The Merchants of Doubt film … and Big Tobacco’s role in pushing fire retardant chemicals

 

merchants of doubt film

Finally got around to watching the Merchants of Doubt documentary, based on the book with the same name.  The Merchants of Doubt looks at how certain industries used public relations techniques to put doubt in people’s minds about the dangers of their products. This approach began with Big Tobacco fighting the overwhelming evidence that cigarettes cause lung cancer through a vigorous PR campaign revolving around “more science needs to be done.” Big Tobacco put enough doubt in people’s minds that smoking rates barely dropped for 20-30 years after the Surgeon General’s 1964 Report unequivocally stating that cigarettes did in fact cause lung cancer. And millions died from smoking during those years.

merchants of doubt card

That technique of creating doubt was picked up by various other industries over the decades and today the oil industry is very much playing by the same playbook and has been frustratingly successful in creating doubt around the science that man is causing global warming. The movie starts with a very clever interview with a professional magician explaining that his job is deflection and explaining how the old “Three Card Monty” con doesn’t work without shills hidden within the public. “The whole con is about convincing the public that the shill is legitimate and independent,” says the magician, Jamey Ian Swiss.

From Stanton Glantz in the film: “The playbook Big Tobacco developed to attack science worked for 50 years. Other businesses looked at this and said, ‘boy, if this works for tobacco, we ought to be able to use that, too.'”

Stanton Glantz talk show
Morton Downey Jr. lights up after telling Stanton Glantz he looks great at 55 and he smokes four packs a day. Downey died of lung cancer 13 years later.

Glantz is interviewed extensively in the film. I realized that though this is a very familiar name in tobacco control circles, it was the first time I knew what he looked like and sounded like in interviews. Glantz was one of the first scientists to promote smoking bans and to talk about the dangers of secondhand smoke. He has been viciously attacked for decades for promoting tobacco control and smoking bans. I’ve personally seen trolls call him an awful, evil person.

“We spent a lot of time banging our heads against the wall (on tobacco control).
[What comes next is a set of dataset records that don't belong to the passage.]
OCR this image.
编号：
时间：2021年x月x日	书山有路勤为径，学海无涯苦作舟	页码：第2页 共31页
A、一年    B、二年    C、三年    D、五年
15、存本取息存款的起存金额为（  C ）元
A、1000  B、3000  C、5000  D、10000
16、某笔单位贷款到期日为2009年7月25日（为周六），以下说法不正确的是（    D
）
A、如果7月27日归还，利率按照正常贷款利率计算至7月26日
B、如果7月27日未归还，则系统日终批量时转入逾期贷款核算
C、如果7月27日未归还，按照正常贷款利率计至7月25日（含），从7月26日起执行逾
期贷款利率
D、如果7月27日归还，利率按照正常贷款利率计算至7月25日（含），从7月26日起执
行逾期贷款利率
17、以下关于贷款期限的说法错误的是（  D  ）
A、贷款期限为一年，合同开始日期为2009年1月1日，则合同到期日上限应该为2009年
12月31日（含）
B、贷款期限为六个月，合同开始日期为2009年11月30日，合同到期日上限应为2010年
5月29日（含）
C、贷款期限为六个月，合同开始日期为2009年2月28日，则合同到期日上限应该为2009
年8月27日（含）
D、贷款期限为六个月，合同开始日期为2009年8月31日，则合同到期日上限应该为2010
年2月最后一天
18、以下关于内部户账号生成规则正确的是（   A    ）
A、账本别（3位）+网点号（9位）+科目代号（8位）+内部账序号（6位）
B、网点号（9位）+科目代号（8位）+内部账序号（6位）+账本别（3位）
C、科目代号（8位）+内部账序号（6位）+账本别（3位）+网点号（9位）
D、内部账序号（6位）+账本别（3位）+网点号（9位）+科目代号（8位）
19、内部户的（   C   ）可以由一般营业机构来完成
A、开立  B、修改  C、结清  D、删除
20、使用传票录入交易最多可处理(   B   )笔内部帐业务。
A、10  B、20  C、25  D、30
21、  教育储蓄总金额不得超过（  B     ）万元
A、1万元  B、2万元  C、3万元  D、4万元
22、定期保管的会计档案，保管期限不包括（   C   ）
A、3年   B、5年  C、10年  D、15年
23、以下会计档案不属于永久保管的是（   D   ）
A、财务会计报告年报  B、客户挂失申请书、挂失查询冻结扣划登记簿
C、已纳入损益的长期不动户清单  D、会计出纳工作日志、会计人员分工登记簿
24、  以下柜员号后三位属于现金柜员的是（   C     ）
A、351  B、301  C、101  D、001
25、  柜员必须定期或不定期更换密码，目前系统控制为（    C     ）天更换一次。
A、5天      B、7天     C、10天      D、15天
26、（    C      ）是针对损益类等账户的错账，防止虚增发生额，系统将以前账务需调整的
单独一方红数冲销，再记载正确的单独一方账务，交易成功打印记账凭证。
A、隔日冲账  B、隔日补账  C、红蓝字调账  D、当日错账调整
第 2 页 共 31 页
These guys are rich, politically powerful … and they’re mean.”

Peter Sparber2
Peter Sparber … I dunno why this guy totally creeps me out.
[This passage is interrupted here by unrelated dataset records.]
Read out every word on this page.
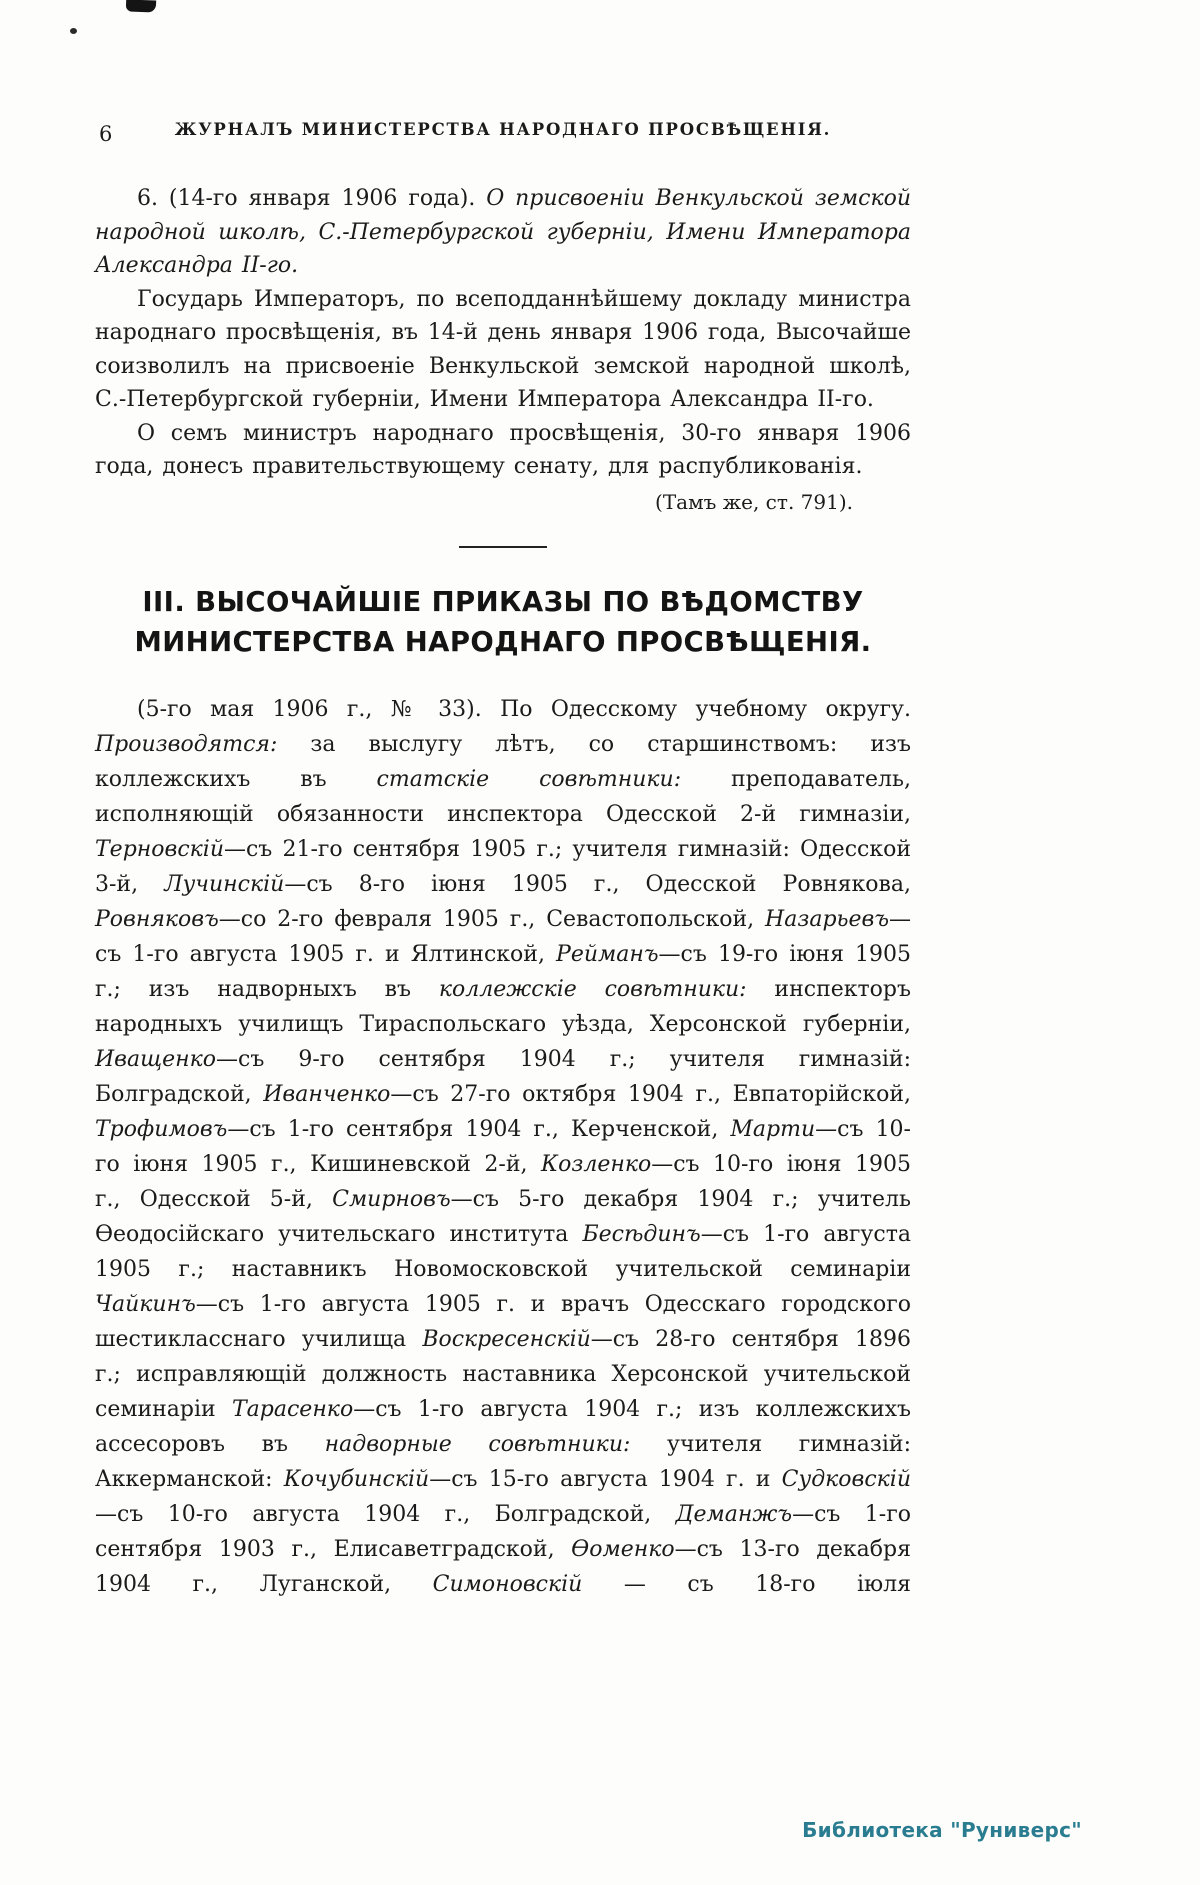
6	ЖУРНАЛЪ МИНИСТЕРСТВА НАРОДНАГО ПРОСВѢЩЕНІЯ.

6. (14-го января 1906 года). О присвоеніи Венкульской земской народной школѣ, С.-Петербургской губерніи, Имени Императора Александра II-го.

Государь Императоръ, по всеподданнѣйшему докладу министра народнаго просвѣщенія, въ 14-й день января 1906 года, Высочайше соизволилъ на присвоеніе Венкульской земской народной школѣ, С.-Петербургской губерніи, Имени Императора Александра II-го.

О семъ министръ народнаго просвѣщенія, 30-го января 1906 года, донесъ правительствующему сенату, для распубликованія.

(Тамъ же, ст. 791).

III. ВЫСОЧАЙШІЕ ПРИКАЗЫ ПО ВѢДОМСТВУ МИНИСТЕРСТВА НАРОДНАГО ПРОСВѢЩЕНІЯ.

(5-го мая 1906 г., № 33). По Одесскому учебному округу. Производятся: за выслугу лѣтъ, со старшинствомъ: изъ коллежскихъ въ статскіе совѣтники: преподаватель, исполняющій обязанности инспектора Одесской 2-й гимназіи, Терновскій—съ 21-го сентября 1905 г.; учителя гимназій: Одесской 3-й, Лучинскій—съ 8-го іюня 1905 г., Одесской Ровнякова, Ровняковъ—со 2-го февраля 1905 г., Севастопольской, Назарьевъ—съ 1-го августа 1905 г. и Ялтинской, Рейманъ—съ 19-го іюня 1905 г.; изъ надворныхъ въ коллежскіе совѣтники: инспекторъ народныхъ училищъ Тираспольскаго уѣзда, Херсонской губерніи, Иващенко—съ 9-го сентября 1904 г.; учителя гимназій: Болградской, Иванченко—съ 27-го октября 1904 г., Евпаторійской, Трофимовъ—съ 1-го сентября 1904 г., Керченской, Марти—съ 10-го іюня 1905 г., Кишиневской 2-й, Козленко—съ 10-го іюня 1905 г., Одесской 5-й, Смирновъ—съ 5-го декабря 1904 г.; учитель Ѳеодосійскаго учительскаго института Бесѣдинъ—съ 1-го августа 1905 г.; наставникъ Новомосковской учительской семинаріи Чайкинъ—съ 1-го августа 1905 г. и врачъ Одесскаго городского шестикласснаго училища Воскресенскій—съ 28-го сентября 1896 г.; исправляющій должность наставника Херсонской учительской семинаріи Тарасенко—съ 1-го августа 1904 г.; изъ коллежскихъ ассесоровъ въ надворные совѣтники: учителя гимназій: Аккерманской: Кочубинскій—съ 15-го августа 1904 г. и Судковскій—съ 10-го августа 1904 г., Болградской, Деманжъ—съ 1-го сентября 1903 г., Елисаветградской, Ѳоменко—съ 13-го декабря 1904 г., Луганской, Симоновскій — съ 18-го іюля

Библиотека "Руниверс"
Sure enough the movie shows a segment with Glantz on some talk show with some obnoxious host boasting to him that he smokes four packs a day and looks healthier and younger than Glantz at 42. I sure wondered who that obnoxious talk show host. It took one quick Google search to find out it was Morton Downey Jr. I actually vaguely remember the name, but I would have never figured out that was Morton Downey Jr. without resorting to Google. He was some right-wing talk show host in the 1980s whose show kind of ushered in “hate TV” shows like Jerry Springer.

I did some research. Yup. Mr. “I smoke four packs a day and I look great at 55” died of lung cancer. At the age of 68. Downey actually spoke out against cigarettes toward the end of his life and once filed a lawsuit against Howard Stern for insinuating that he was back smoking after quitting.
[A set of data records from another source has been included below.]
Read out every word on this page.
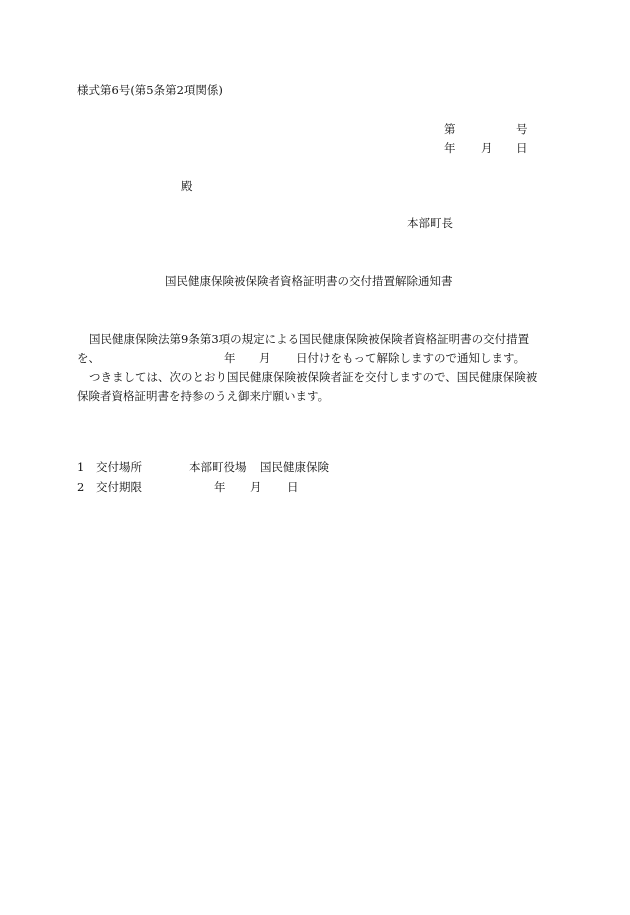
様式第6号(第5条第2項関係)
第	号
年 月 日
殿
本部町長
国民健康保険被保険者資格証明書の交付措置解除通知書
国民健康保険法第9条第3項の規定による国民健康保険被保険者資格証明書の交付措置
を、	年 月 日付けをもって解除しますので通知します。
つきましては、次のとおり国民健康保険被保険者証を交付しますので、国民健康保険被
保険者資格証明書を持参のうえ御来庁願います。
1 交付場所	本部町役場 国民健康保険
2 交付期限	年 月 日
Anyway, I digress. There’s one major difference between the film and the book — a 10- to 15-minute segment in the film about tobacco’s role in pushing for fire retardants. This isn’t included at all in the book, but it was a fascinating part of the movie — and something I had never heard before.

In an investigative series done by the Chicago Tribune, reporters with the paper discovered that pounds of fire retardant chemicals being applied to furniture were showing up in household environments — and that studies had shown that these chemicals were both carcinogenic and didn’t really accomplish anything. They asked the question why were the chemicals even being applied if research showed they didn’t work.

The answer: Big Tobacco believe it or not. In the 1970s, thousands of people were being killed in fires caused by cigarettes — by people falling asleep in bed or on chairs while smoking. The tobacco industry was being pressured to develop a self-extinguishing cigarette, something that would have been expensive to develop. “What they (the industry) needed was a scapegoat and their scapegoat was furniture.”

Unbelievably, the vice president of the old Tobacco Institute (a lobbying arm of the tobacco industry, long since disbanded), Peter Sparber, infiltrated a national firefighters’ organization called the National Association of State Fire Marshals and then convinced that group to let him become its legislative representative. In that role, Sparber (a truly weird-looking dude with a porn stache) pushed for laws requiring fire retardant chemicals in furniture. The fire marshals’ group thought Sparber was working for them for free. Instead, the whole time, he was being paid $200 an hour by Big Tobacco.

There’s an infamous quote attributed to Sparber: “If you can ‘do’ tobacco, you can do just about anything in public relations.” Sparber now works for the Heartland Institute, a right-wing anti-global warming think tank. So, he is still in the thick of deflection and creating doubt to this day.

Anyway, it’s a solid documentary that will both entertain you and make you mad. It’s a solid addendum to the book for all the extra tidbits.